"I moderati esclusi per 70 anni. Mio padre, un eroe rimosso"

I figlio di Alfredo Pizzoni: "Fatto fuori già il 27 aprile 1945"

"I moderati esclusi per 70 anni. Mio padre, un eroe rimosso"

Pietro Pizzoni, tanti italiani non lo sanno ma suo padre, Alfredo, è stato il capo della Resistenza fino al 27 aprile '45.

«Sì è meno noto di Pertini o Longo. Era un borghese, parlava tre lingue, era il presidente del Clnai ma fu fatto fuori, non volevano un moderato a capo della Resistenza. Gli tagliarono l'erba sotto i piedi».

Poteva essere un De Gaulle.

«Chissà. Forse primo presidente del Consiglio o ministro delle Finanze. Macmillan gli chiese se voleva fare politica, Allen Dulles, futuro capo Cia, lo guardava con favore, ma lui non amava la politica. Di Pertini diceva che era divisivo. I partiti non potevano accettare una sfilata con in testa Pizzoni e Cadorna. Se l'immagina? Le brigate Garibaldi certo erano la maggior parte sul piano militare, ma mio padre gestiva organizzazione diplomatica e finanziaria».

Che idee aveva? Chi era?

«Un liberale. Bersagliere, nella Grande guerra decorato per un combattimento in trincea. Nella Seconda si arruolò volontario. Era sulla Victoria affondata, dovette lasciare ma l'8 settembre, quando tutti se la tolsero, lui rimise la sua divisa. Gli Alleati si fidavano di lui e dettero 160 milioni al mese alla Resistenza».

Ha avuto onorificenze, ma nei libri quasi non compare.

«Fu dimenticato. Riconoscimenti sì, la Medal of Freedom e la bronze star, la Legione d'onore, in Italia fu Cavaliere di Gran croce. Ma nella pubblicistica non c'è. Le sue memorie furono pubblicate in edizione quasi clandestina, nonostante la stupenda prefazione di De Felice. Si ricordarono di lui nel decennale e intervenne commosso in Duomo. Gli proposero la presidenza del Pli ma rifiutò. Milano gli dedicò una via in periferia, allora sterrata, buche e pozzanghere, a guardarla ci venne il male al cuore. Ora è al Famedio».

Lo scontro fra le anime della Resistenza è in corso.

«La memoria della Resistenza è stata politicizzata e ciò tradisce la sua missione ideale. Il problema che non è stata accettata da tutta la popolazione e il Sud non l'ha vissuta. L'Anpi è più forte delle altre sigle, dovrebbe unire e farne un patrimonio della nazione».

L'Anpi dà una lettura pacifista della guerra di liberazione.

«La pace è un valore ma la guerra c'è, Putin ha fatto una guerra novecentesca, ricorda il Duce che voleva spezzare le reni alla Grecia.

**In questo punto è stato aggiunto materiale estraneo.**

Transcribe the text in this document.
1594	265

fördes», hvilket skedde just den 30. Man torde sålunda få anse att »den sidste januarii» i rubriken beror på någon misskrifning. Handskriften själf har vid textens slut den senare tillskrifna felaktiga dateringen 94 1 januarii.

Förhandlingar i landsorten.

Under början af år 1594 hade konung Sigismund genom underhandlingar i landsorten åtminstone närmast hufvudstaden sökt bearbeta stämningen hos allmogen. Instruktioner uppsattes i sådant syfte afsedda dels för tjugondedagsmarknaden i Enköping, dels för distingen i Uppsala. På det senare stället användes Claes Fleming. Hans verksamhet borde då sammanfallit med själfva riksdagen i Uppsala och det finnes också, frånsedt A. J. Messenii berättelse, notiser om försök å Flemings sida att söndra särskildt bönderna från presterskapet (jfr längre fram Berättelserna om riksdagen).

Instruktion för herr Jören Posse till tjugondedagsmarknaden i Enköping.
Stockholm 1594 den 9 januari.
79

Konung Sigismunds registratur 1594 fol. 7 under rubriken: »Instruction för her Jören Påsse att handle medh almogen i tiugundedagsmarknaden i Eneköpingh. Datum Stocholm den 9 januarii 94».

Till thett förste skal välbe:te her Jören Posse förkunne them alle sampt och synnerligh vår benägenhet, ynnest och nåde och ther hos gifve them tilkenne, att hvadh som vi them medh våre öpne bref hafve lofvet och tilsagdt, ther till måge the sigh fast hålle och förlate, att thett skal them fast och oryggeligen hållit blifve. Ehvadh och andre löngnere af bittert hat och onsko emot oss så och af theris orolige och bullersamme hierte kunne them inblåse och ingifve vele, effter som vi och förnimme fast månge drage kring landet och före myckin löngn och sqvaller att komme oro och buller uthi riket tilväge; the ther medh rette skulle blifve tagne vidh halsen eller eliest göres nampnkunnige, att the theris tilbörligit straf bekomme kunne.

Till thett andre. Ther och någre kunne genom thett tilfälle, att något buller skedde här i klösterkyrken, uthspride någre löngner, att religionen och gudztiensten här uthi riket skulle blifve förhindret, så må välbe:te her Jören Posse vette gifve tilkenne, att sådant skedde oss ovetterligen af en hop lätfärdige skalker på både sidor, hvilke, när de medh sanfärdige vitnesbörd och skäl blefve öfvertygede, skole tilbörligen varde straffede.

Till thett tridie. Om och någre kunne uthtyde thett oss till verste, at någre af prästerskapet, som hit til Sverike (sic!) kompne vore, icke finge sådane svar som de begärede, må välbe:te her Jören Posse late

E Hitler, lo lasciarono fare: Renania, Sudeti, Danzica che aveva lingua tedesca».

Doveva essere fermato prima?

«Putin ha avuto l'impressione di poter fare ciò che vuole, di essere accolto coi fiori come il Fuhrer in Austria. Pensava che l'Occidente non reagisse, ha mandato pochi uomini, è fermo all'opzione militare. Qualcuno può dire che vuole trattare? È convinto di strappare parecchio. Finché non si rompe un corno va avanti».

Quella ucraina è resistenza?

«Sono due resistenze diverse, una ha la maiuscola, ma sì. Resistere è opporsi all'invasore, è ciò che fanno. Lo spirito è l'amor di patria, sacrificarsi per un ideale. Mio padre diceva: siamo stati chiamati difendere la nostra "alma mater"».

L'invio di armi è legittimo?

«Difendersi è un diritto,

scherziamo? Il concetto di pace è bello, il Papa fa bene, ma è il Papa. Altri lo usano in modo molto strumentale, pensando solo alla politica interna. Dell'Ucraina non gliene frega niente. Pensano a Roma, un difetto nostro».